I took it from there and filled Bozey in on what we knew — that perhaps the ring was the boyfriend’s and that, at the time his kidnappers claimed they were sawing pieces off him, he was supposedly flying a plane to Australia. I then told him the news we’d received last night: that Randy’s plane had gone missing and was now presumed crashed in the Pacific, somewhere between the Solomon Islands and Darwin.

‘Could be an elaborate con gone wrong,’ the detective concluded without hesitation. ‘What’s the ransom?’

‘Fifteen million,’ I said.

‘And you don’t got it,’ he remarked, looking at Alabama.

‘On what we make at Showgirls?’

Bozey shrugged. ‘Honestly? Not a lot of what you’re saying makes much sense to me. But until something else turns up, I can see pretty clearly that you do have one small problem.’

‘To go with the big ones,’ I said.

‘Yeah. As far as we know, this hand could have come from a university cadaver. My problem is, well, I can’t see where the crime has been committed — nothing I can investigate, anyway.’

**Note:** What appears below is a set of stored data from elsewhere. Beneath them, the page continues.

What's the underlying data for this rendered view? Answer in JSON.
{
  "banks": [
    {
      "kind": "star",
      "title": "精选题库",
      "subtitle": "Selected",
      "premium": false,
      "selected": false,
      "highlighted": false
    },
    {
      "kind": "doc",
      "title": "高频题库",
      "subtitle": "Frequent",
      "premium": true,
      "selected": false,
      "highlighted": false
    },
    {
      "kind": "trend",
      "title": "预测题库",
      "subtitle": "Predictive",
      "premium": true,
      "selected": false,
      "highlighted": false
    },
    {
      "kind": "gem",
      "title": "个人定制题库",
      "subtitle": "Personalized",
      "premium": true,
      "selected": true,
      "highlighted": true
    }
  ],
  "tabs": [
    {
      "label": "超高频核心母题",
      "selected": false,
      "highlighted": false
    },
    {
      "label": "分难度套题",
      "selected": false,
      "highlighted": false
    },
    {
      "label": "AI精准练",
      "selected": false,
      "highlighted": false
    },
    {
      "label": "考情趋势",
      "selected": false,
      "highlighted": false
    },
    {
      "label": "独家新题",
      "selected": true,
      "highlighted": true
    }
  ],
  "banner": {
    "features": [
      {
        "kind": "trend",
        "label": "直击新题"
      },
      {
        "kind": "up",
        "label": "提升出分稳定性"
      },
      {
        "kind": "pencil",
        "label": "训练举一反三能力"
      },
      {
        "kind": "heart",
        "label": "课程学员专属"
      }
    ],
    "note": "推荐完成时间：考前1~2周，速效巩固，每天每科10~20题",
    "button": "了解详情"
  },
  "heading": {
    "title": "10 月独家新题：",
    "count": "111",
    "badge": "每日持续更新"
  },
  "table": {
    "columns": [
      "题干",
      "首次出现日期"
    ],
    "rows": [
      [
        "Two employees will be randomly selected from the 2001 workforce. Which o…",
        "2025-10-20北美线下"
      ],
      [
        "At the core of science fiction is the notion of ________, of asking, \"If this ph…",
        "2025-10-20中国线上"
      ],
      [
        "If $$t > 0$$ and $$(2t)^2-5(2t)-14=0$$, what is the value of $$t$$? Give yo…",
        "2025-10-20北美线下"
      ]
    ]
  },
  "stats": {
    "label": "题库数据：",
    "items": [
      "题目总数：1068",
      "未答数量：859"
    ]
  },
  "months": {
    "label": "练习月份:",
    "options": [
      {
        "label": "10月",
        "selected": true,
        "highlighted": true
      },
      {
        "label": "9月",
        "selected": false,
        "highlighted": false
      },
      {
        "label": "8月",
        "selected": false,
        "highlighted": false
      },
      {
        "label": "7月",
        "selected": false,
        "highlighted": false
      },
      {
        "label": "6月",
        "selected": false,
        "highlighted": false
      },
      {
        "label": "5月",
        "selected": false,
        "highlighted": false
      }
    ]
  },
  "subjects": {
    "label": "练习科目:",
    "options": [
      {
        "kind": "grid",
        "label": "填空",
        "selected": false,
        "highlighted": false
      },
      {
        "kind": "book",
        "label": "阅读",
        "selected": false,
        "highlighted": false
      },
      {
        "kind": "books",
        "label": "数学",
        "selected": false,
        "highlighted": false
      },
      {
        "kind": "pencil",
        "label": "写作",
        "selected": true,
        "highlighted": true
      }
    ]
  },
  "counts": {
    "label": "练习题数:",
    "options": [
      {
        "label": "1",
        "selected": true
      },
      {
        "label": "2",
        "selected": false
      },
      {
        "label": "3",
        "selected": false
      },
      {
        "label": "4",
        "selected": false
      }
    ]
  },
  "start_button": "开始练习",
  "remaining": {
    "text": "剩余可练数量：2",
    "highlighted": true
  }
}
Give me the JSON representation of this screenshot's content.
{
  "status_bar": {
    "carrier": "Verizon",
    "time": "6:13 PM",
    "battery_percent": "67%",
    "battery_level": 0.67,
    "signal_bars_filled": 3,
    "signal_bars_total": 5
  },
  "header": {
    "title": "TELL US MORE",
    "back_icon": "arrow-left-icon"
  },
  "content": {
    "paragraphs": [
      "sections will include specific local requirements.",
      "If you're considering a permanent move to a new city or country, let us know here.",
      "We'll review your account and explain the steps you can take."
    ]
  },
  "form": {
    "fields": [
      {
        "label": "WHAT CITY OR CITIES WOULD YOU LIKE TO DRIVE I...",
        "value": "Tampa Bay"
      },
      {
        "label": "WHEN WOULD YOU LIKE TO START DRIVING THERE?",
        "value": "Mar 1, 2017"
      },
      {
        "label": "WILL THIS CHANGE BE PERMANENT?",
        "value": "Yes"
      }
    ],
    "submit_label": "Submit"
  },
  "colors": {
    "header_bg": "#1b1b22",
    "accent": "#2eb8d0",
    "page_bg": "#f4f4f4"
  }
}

‘I figured as much,’ I said.

‘Then how can I be of assistance?’

‘CSI — forensics. Put the hand through the wringer. It might turn up something to go on. There’s also the note.’ I motioned at the Bally’s bag. ‘And in here is most of the original packaging everything came in.’

The sergeant rubbed his chin. ‘I don’t know… Vegas is a pretty busy port of call, forensically speaking, and we don’t have a lot of those kinds of resources to splash around here.’